J’accorde une attention particulière au rôle joué par les États-Unis, mettant à nu les motivations douteuses, les méthodes sans scrupules et les graves dommages causés par la politique du pays. Mon livre montre comment les responsables américains ont affiché en privé un mépris raciste envers les Congolais. Et cela révèle que leur implication au Congo a été plus sombre et plus étendue qu’on ne le pensait généralement et qu’elle a commencé plus tôt qu’on ne le pensait auparavant. La CIA et son chef de station au Congo, Larry Devlin, ont joué un rôle dans presque tous les développements majeurs ayant conduit au meurtre de Lumumba, depuis sa chute du pouvoir jusqu’à son transfert forcé dans le territoire contrôlé par les rebelles le jour de sa mort.

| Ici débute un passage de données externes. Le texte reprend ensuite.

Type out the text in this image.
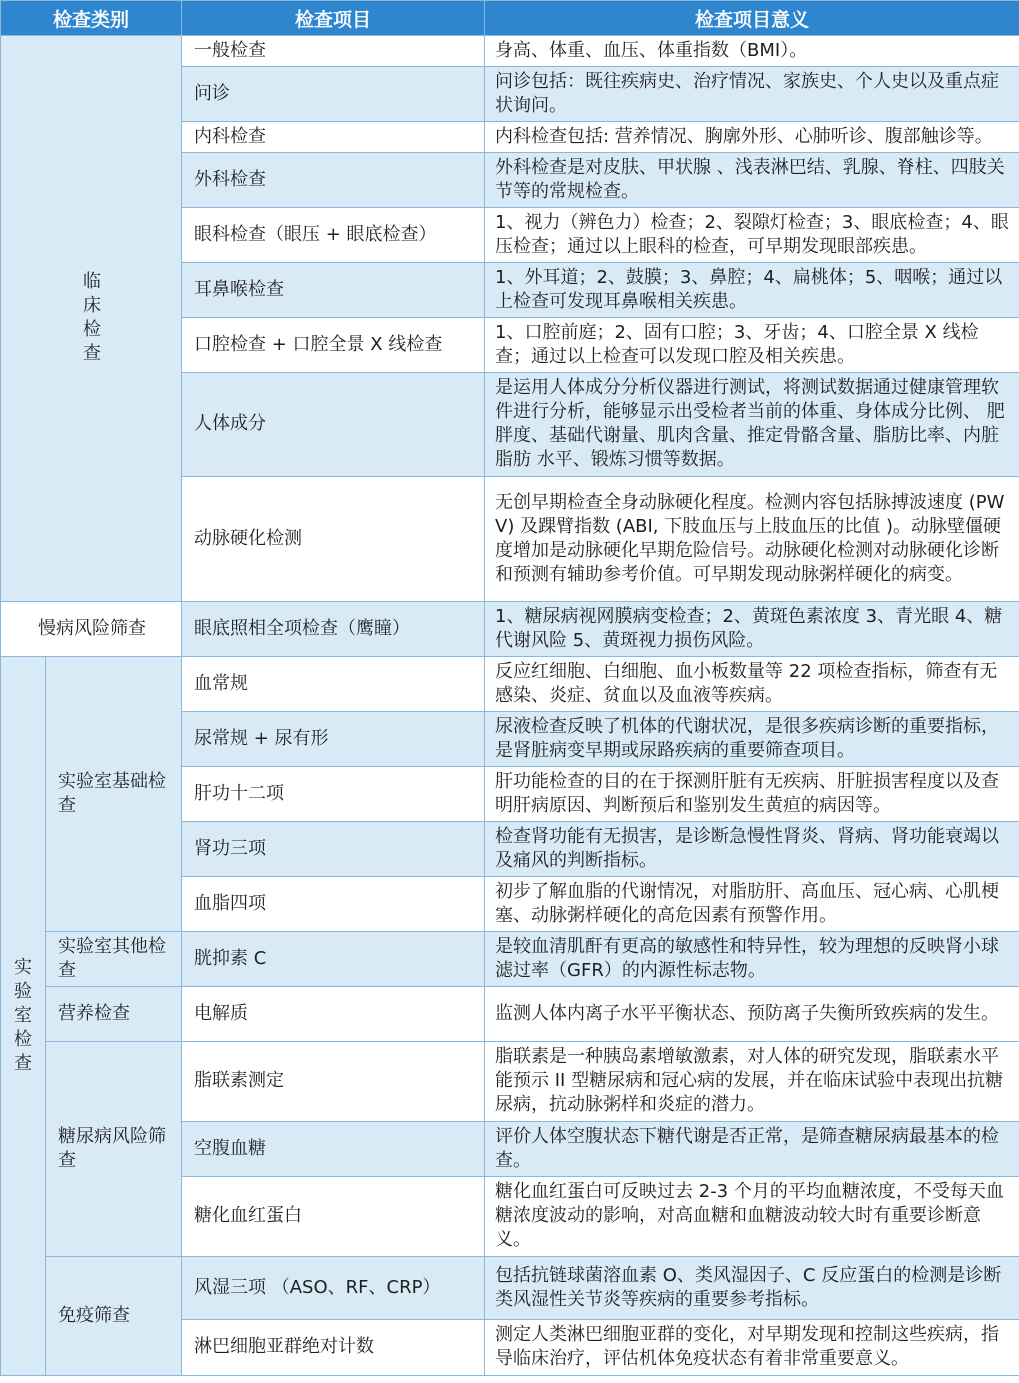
检查类别		检查项目	检查项目意义
临床检查		一般检查	身高、体重、血压、体重指数（BMI）。
		问诊	问诊包括：既往疾病史、治疗情况、家族史、个人史以及重点症状询问。
		内科检查	内科检查包括: 营养情况、胸廓外形、心肺听诊、腹部触诊等。
		外科检查	外科检查是对皮肤、甲状腺 、浅表淋巴结、乳腺、脊柱、四肢关节等的常规检查。
		眼科检查（眼压 + 眼底检查）	1、视力（辨色力）检查；2、裂隙灯检查；3、眼底检查；4、眼压检查；通过以上眼科的检查，可早期发现眼部疾患。
		耳鼻喉检查	1、外耳道；2、鼓膜；3、鼻腔；4、扁桃体；5、咽喉；通过以上检查可发现耳鼻喉相关疾患。
		口腔检查 + 口腔全景 X 线检查	1、口腔前庭；2、固有口腔；3、牙齿；4、口腔全景 X 线检查；通过以上检查可以发现口腔及相关疾患。
		人体成分	是运用人体成分分析仪器进行测试，将测试数据通过健康管理软件进行分析，能够显示出受检者当前的体重、身体成分比例、 肥胖度、基础代谢量、肌肉含量、推定骨骼含量、脂肪比率、内脏脂肪 水平、锻炼习惯等数据。
		动脉硬化检测	无创早期检查全身动脉硬化程度。检测内容包括脉搏波速度 (PWV) 及踝臂指数 (ABI, 下肢血压与上肢血压的比值 )。动脉壁僵硬度增加是动脉硬化早期危险信号。动脉硬化检测对动脉硬化诊断和预测有辅助参考价值。可早期发现动脉粥样硬化的病变。
慢病风险筛查		眼底照相全项检查（鹰瞳）	1、糖尿病视网膜病变检查；2、黄斑色素浓度 3、青光眼 4、糖代谢风险 5、黄斑视力损伤风险。
实验室检查	实验室基础检查	血常规	反应红细胞、白细胞、血小板数量等 22 项检查指标，筛查有无感染、炎症、贫血以及血液等疾病。
		尿常规 + 尿有形	尿液检查反映了机体的代谢状况，是很多疾病诊断的重要指标，是肾脏病变早期或尿路疾病的重要筛查项目。
		肝功十二项	肝功能检查的目的在于探测肝脏有无疾病、肝脏损害程度以及查明肝病原因、判断预后和鉴别发生黄疸的病因等。
		肾功三项	检查肾功能有无损害，是诊断急慢性肾炎、肾病、肾功能衰竭以及痛风的判断指标。
		血脂四项	初步了解血脂的代谢情况，对脂肪肝、高血压、冠心病、心肌梗塞、动脉粥样硬化的高危因素有预警作用。
	实验室其他检查	胱抑素 C	是较血清肌酐有更高的敏感性和特异性，较为理想的反映肾小球滤过率（GFR）的内源性标志物。
	营养检查	电解质	监测人体内离子水平平衡状态、预防离子失衡所致疾病的发生。
	糖尿病风险筛查	脂联素测定	脂联素是一种胰岛素增敏激素，对人体的研究发现，脂联素水平能预示 II 型糖尿病和冠心病的发展，并在临床试验中表现出抗糖尿病，抗动脉粥样和炎症的潜力。
		空腹血糖	评价人体空腹状态下糖代谢是否正常，是筛查糖尿病最基本的检查。
		糖化血红蛋白	糖化血红蛋白可反映过去 2-3 个月的平均血糖浓度，不受每天血糖浓度波动的影响，对高血糖和血糖波动较大时有重要诊断意义。
	免疫筛查	风湿三项 （ASO、RF、CRP）	包括抗链球菌溶血素 O、类风湿因子、C 反应蛋白的检测是诊断类风湿性关节炎等疾病的重要参考指标。
		淋巴细胞亚群绝对计数	测定人类淋巴细胞亚群的变化，对早期发现和控制这些疾病，指导临床治疗，评估机体免疫状态有着非常重要意义。
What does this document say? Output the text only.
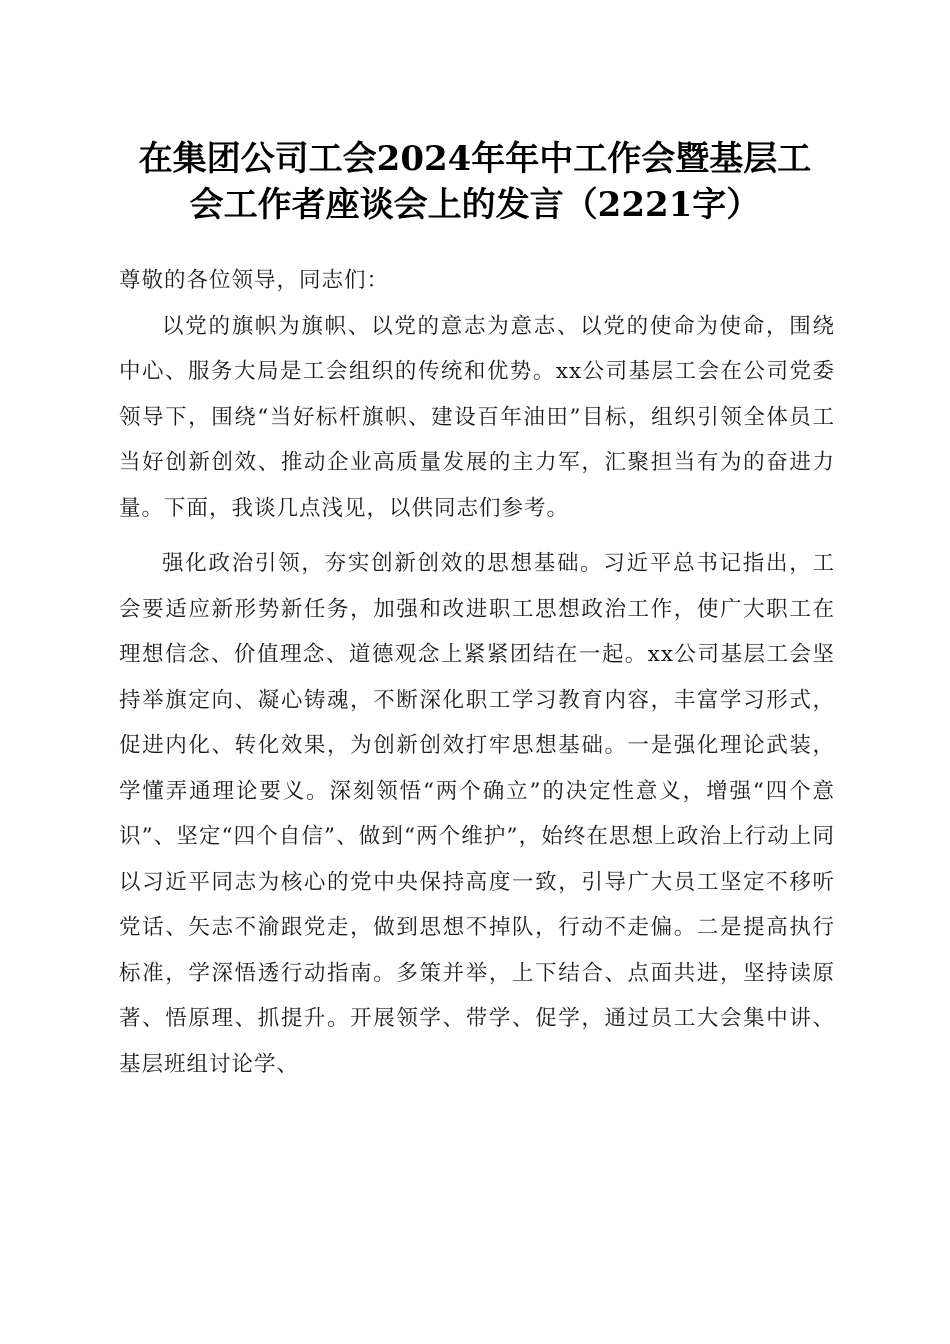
在集团公司工会2024年年中工作会暨基层工
会工作者座谈会上的发言（2221字）

尊敬的各位领导，同志们：

以党的旗帜为旗帜、以党的意志为意志、以党的使命为使命，围绕中心、服务大局是工会组织的传统和优势。xx公司基层工会在公司党委领导下，围绕“当好标杆旗帜、建设百年油田”目标，组织引领全体员工当好创新创效、推动企业高质量发展的主力军，汇聚担当有为的奋进力量。下面，我谈几点浅见，以供同志们参考。

强化政治引领，夯实创新创效的思想基础。习近平总书记指出，工会要适应新形势新任务，加强和改进职工思想政治工作，使广大职工在理想信念、价值理念、道德观念上紧紧团结在一起。xx公司基层工会坚持举旗定向、凝心铸魂，不断深化职工学习教育内容，丰富学习形式，促进内化、转化效果，为创新创效打牢思想基础。一是强化理论武装，学懂弄通理论要义。深刻领悟“两个确立”的决定性意义，增强“四个意识”、坚定“四个自信”、做到“两个维护”，始终在思想上政治上行动上同以习近平同志为核心的党中央保持高度一致，引导广大员工坚定不移听党话、矢志不渝跟党走，做到思想不掉队，行动不走偏。二是提高执行标准，学深悟透行动指南。多策并举，上下结合、点面共进，坚持读原著、悟原理、抓提升。开展领学、带学、促学，通过员工大会集中讲、基层班组讨论学、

Découvrir la vérité sur la chute et le meurtre de Lumumba – et attribuer les responsabilités – n’a pas seulement une importance au nom de la mémoire de Lumumba. Pour le Congo, cet épisode a marqué un tournant, la fin définitive d’une expérience démocratique de courte durée et le début de décennies de pauvreté, de dictature et de guerre. Mais la crise a eu des répercussions bien au-delà du Congo.

Elle a coûté la vie au secrétaire général de l’ONU, Dag Hammarskjöld, tué dans des circonstances mystérieuses lors d’un voyage de paix au Congo quelques mois après l’assassinat de Lumumba, et elle a entravé de façon permanente l’organisation que Hammarskjöld avait dirigée. La mission au Congo a fini par être considérée comme une mésaventure dangereuse, et l’ONU ne s’est jamais complètement remise des dommages qui en ont résulté pour son influence et sa réputation mondiales. Aucun futur secrétaire général ne pourra jamais égaler le poids diplomatique de Hammarskjöld.

La crise au Congo a toutefois revigoré les dirigeants des États-Unis. L’ingérence américaine à grande échelle – menée par des agents de la CIA et des responsables du Département d’État – n’aurait peut-être pas semblé aussi constructive dans les rues du Congo, mais dans les couloirs du pouvoir à Washington, elle a été considérée comme un succès retentissant.

Alors que la guerre froide s’intensifiait, l’Amérique semblait avoir stoppé la prise de pouvoir par les communistes et, en la personne de Joseph Mobutu (qui se fera plus tard appeler Mobutu Sese Seko), installé un dictateur ami désireux de s’aligner sur le bloc occidental. Alors que les responsables s’inquiétaient d’un prétendu « écart en matière de missiles » avec les Soviétiques et des incursions communistes à Cuba, le Congo était une nette victoire. Il y avait désormais un modèle à copier.

L’intervention américaine au Congo a été le début d’une série d’actions secrètes qui ont duré des décennies et qui ont mis en évidence le conflit entre les intérêts et les valeurs dans la gouvernance américaine. Les stratégies relativement distinguées élaborées par les soi-disant sages de la politique étrangère américaine dans les années 1940 et 1950 ont cédé la place aux poursuites plus sombres des années 1960, 1970 et 1980.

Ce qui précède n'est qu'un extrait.